When sent to announce peace as this reading concludes, we touch the heart of the message we have to share, the truth. Peace was the first announcement of Christ’s coming: “Peace on earth and good will toward men” is what the angels sang to the shepherds. In his life among us, Jesus reached across every barrier by the simple gestures of acceptance and speaking the truth. He showed us what divine peace is all about, the healing of all division and the unity of all creation.
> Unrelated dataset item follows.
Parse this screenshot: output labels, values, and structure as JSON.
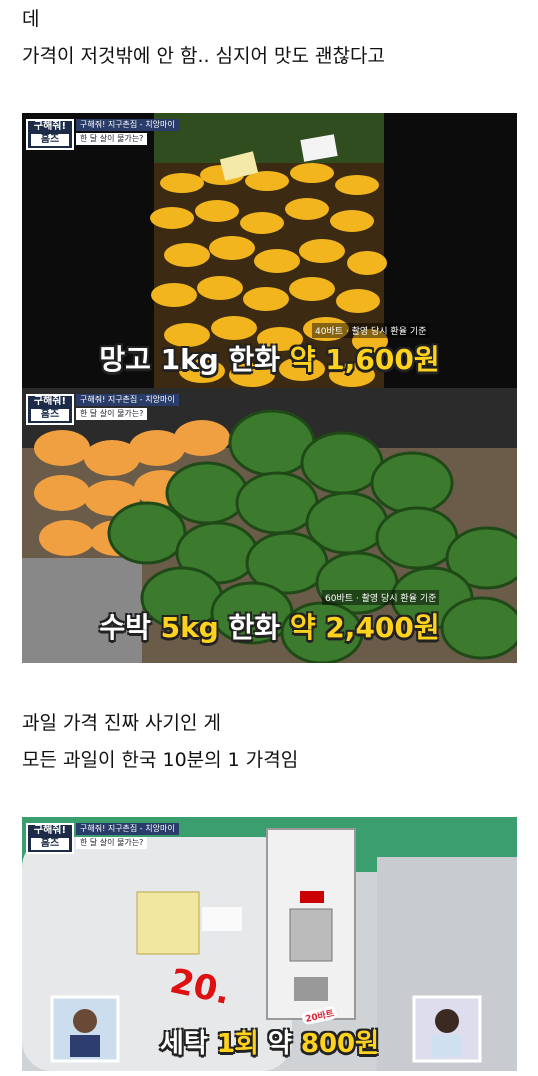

The very word, Shalohm describes wholeness. The Hebrew word literally describes the mending of a net. It has to do with putting back together whatever is broken. As Jesus used the word it was a greeting that announced that he was there present in their midst, and that the relationship he had with the apostles was not broken by death. That is what those sent are to say when they enter a home. They are to announce by the greeting of peace that Christ is there. As Jesus will say later in Luke’s Gospel: “As the Father has sent me, so I send you.” We are to continue the peacemaking of Jesus, but this is not patching things up, arranging a settlement with concessions all around, or trying to find some compromise. This peace, real peace, the peace of Christ has to do with the truth of who we are and who we are in God. It is not something negotiable. It is God’s gift to those who are open in faith to the tranquility of God’s love and God’s presence. It is achieved and accomplished when we enter into the magnetic pull of God unity and God’s love.

All the world’s attempts at peace-making are futile and will eventually break down without finding our peace with God and entering into God’s love and unity. Without peace with God, disciples like us will have no peace to share. But that is our mission, peace – unity with God which inevitably means unity within the human family who call God, Father.